Wahl in JapanKarrieresprung mit 71 Jahren
Yoshihide Suga wird neuer Premier Japans.
Die Show bei der Präsidentschaftswahl der japanischen Regierungspartei LDP begann mit der Präsentation der Urne. Sie wurde geöffnet und geneigt, damit jeder sehen konnte, dass es sich um eine reguläre, unverdächtige Wahlurne handelte. Dann wurden in alphabetischer Reihenfolge die 393 Parlamentarier der LDP zur Stimmabgabe gerufen. Dann die Vertreter der 47 Regionalverbände, die im verkürzten Wahlverfahren jeweils drei Stimmen hatten. Schliesslich erschien eine Mannschaft aus Wahlhelfern, die auf der Bühne die Stimmen vor aller Augen auszählte.
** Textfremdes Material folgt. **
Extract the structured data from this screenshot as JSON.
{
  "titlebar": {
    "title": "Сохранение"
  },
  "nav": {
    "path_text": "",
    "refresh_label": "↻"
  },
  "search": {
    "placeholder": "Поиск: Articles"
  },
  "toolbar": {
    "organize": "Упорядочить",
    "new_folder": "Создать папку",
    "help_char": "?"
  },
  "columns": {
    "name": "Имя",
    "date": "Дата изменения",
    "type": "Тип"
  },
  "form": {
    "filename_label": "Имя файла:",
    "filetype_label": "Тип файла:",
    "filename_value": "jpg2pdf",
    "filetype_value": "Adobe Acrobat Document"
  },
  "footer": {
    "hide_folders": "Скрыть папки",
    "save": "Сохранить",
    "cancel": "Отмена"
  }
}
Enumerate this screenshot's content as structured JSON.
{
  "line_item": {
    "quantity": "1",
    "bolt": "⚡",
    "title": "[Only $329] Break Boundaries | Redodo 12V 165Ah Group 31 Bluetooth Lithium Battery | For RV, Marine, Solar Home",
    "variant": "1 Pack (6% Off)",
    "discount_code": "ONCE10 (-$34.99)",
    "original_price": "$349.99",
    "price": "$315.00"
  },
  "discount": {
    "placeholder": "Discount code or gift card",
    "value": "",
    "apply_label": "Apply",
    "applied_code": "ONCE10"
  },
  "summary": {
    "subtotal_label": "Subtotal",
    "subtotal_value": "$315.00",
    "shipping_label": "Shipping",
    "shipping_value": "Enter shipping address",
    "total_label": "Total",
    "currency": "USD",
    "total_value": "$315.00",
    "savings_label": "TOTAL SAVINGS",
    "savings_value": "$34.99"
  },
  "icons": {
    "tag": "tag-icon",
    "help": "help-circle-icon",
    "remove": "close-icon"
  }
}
Nach einer halben Stunde waren sie fertig. Ergebnis: 377 Stimmen für Yoshihide Suga, den bisherigen Kabinettschefsekretär, 89 für Ex-Aussenminister Fumio Kishida, 68 für Ex-Verteidigungsminister Shigeru Ishiba. Suga stand damit als Nachfolger von Shinzo Abe fest, der Ende August wegen einer chronischen Darmentzündung zurückgetreten war. An diesem Mittwoch wird Suga im Unterhaus mit der LDP-Mehrheit zum Premierminister gekürt.
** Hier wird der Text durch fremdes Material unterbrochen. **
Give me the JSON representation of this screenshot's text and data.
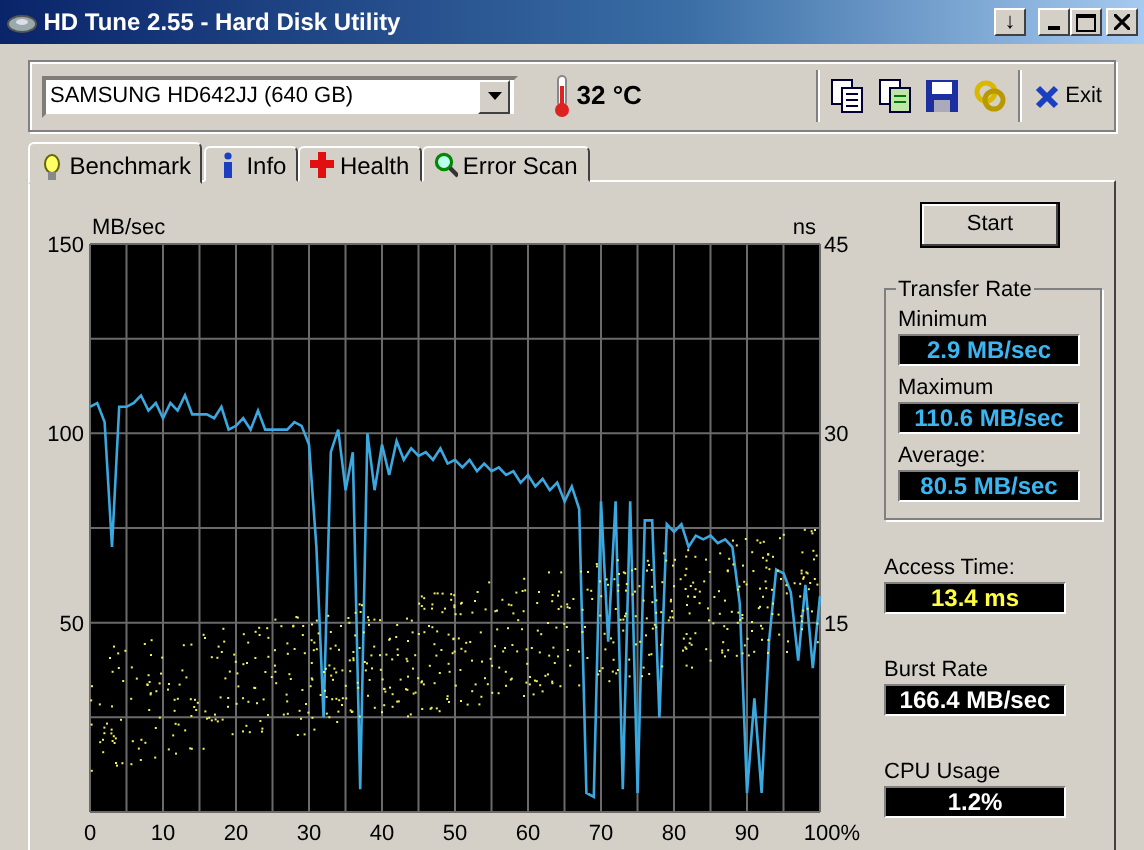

«Wir müssen die Anstrengungen fortsetzen, die Premierminister Abe begonnen hat.»
Karrieresprung mit 71. Suga lächelte nicht, als er sich vor dem applaudierenden Plenum verbeugte. Er sagte: «Wir müssen die Anstrengungen fortsetzen, die Premierminister Abe unternommen hat, um sicherzustellen, dass jeder unserer Bürger ein sicheres und stabiles Leben führen kann.»
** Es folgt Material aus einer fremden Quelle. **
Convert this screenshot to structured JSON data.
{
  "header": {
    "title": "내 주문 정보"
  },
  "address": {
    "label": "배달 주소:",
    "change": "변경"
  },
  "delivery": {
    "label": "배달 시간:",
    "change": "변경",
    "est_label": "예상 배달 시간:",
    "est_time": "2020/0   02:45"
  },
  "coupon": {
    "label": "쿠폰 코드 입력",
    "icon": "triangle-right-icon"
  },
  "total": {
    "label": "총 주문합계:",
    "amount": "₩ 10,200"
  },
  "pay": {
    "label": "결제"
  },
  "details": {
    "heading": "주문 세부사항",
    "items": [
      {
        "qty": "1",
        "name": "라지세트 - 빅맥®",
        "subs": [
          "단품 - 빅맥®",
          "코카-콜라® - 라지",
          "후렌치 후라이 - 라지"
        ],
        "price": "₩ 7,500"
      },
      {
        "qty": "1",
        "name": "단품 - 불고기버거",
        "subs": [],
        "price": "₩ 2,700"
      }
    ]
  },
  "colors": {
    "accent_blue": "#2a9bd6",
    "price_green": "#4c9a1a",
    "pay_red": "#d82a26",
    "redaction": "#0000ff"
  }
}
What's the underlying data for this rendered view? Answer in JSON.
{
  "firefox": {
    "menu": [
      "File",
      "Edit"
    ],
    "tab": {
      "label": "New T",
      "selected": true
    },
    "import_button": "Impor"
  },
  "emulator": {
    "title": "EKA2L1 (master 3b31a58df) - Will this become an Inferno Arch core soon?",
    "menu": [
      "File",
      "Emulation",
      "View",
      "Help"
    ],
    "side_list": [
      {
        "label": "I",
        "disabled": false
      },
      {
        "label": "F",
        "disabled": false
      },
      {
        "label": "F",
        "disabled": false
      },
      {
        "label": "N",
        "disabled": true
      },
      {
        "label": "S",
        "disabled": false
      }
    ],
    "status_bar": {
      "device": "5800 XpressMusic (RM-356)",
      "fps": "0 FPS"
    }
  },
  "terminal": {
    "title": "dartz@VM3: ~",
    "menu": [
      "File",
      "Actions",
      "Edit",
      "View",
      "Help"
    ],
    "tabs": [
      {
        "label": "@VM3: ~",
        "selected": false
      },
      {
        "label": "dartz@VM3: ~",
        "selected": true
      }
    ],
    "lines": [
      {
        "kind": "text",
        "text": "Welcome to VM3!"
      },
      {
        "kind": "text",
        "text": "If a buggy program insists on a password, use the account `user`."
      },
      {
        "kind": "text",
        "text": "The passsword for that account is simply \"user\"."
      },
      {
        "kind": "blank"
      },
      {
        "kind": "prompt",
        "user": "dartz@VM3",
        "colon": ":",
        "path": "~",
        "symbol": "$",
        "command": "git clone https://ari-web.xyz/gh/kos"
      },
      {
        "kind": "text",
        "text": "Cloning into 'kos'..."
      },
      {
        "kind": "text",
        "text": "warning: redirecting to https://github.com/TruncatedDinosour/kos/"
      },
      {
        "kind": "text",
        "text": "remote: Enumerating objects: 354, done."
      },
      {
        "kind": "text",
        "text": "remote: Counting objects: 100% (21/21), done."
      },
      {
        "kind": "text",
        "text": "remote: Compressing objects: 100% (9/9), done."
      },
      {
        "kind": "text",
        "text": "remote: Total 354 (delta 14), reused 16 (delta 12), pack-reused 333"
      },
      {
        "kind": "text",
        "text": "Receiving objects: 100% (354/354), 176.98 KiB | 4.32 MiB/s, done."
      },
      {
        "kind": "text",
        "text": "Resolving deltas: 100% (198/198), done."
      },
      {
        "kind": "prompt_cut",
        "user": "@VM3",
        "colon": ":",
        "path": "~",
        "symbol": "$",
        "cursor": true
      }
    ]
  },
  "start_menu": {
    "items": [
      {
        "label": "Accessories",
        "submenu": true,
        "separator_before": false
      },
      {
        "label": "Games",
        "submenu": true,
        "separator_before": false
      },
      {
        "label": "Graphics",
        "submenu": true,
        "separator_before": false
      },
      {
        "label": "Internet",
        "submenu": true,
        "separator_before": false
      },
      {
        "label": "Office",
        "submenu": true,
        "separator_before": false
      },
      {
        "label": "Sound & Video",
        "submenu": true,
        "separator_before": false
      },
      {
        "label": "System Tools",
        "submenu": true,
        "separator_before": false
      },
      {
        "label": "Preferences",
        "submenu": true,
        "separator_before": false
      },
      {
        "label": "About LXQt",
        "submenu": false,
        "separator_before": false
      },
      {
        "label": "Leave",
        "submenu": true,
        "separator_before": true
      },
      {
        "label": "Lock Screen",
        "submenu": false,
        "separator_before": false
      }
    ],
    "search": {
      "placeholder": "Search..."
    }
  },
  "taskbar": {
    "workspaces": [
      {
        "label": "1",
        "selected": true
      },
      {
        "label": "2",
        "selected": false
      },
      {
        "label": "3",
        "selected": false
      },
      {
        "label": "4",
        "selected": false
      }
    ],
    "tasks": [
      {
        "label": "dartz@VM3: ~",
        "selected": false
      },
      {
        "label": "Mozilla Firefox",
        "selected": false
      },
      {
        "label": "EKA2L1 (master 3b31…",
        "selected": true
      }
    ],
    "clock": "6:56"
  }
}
Eine Überraschung ist der Ausgang der Abstimmung nicht. Sugas Sieg war ein Beweis dafür, wie schnell einer aufsteigen kann, wenn er die Gunst der alten Granden in der LDP auf seiner Seite hat. Diverse Parteipolitiker bekundeten in den vergangenen Wochen ihr Interesse am Posten des Regierungschefs. Der schmallippige Parteisoldat Suga hingegen nie. Der kam erst ins Spiel, als Abe, 65, nicht mehr weitermachen konnte. Abe selbst hielt Suga für einen passenden Nachfolger.
Nächste Partei-Präsidentschaftswahl in einem Jahr
Sofort stellte sich der mächtige Generalsekretär Toshihiro Nikai, 81, auf Sugas Seite. Auch Taro Aso, 79, Finanzminister, Vize-Premier, ein weiterer mächtiger LDP-Faktionsführer, bekannte sich zum fraktionslosen Suga. So schlossen sich die Reihen der rechtsnationalen Eminenzen in der Regierungspartei, damit ein Gleichgesinnter Abes Politik weiterführen konnte. Der Auftrag dürfte Suga nicht schwerfallen.
Die Frage ist, wie lange er ihn ausführen wird. Nur bis zur nächsten LDP-Präsidentschaftswahl im September 2021? Oder beginnt eine neue Ära, wie sich Toshihiro Nikai das vorstellen könnte? Suga selbst sieht sich nicht als Übergangslösung. «Die nächste Administration sollte keine Interims-Regierung sein», hat er schon vor seiner Wahl gesagt, der nächste Premier solle «Pflichten erfüllen und Verantwortung für die Menschen übernehmen». Als Premierminister hat er das Recht, das Parlament aufzulösen und Neuwahlen auszurufen, um seiner Regierung mehr Rückhalt zu verschaffen. Erst blieb er vage bei dem Thema, dann wiegelte er ab: «Wir sind nicht in der Situation, um vorgezogene Wahlen auszurufen.» Ordentliche Pandemie-Bekämpfung und Wiederbelebung der Wirtschaft seien gerade das Wichtigste für das Land.
Trotzdem: Die Möglichkeit gibt es. Erst am Sonntag sagte Taro Aso, dass es Kritik geben könnte, wenn die neue Regierung keine breite Bestätigung habe. «Wenn das so ist», sagte Aso, «habe ich das Gefühl, dass der neue Premierminister das Unterhaus auflösen wird.» Er selbst hätte sicher nichts dagegen, wenn der solide Suga für längere Zeit die Pfründe der alten LDP-Herren verteidigt.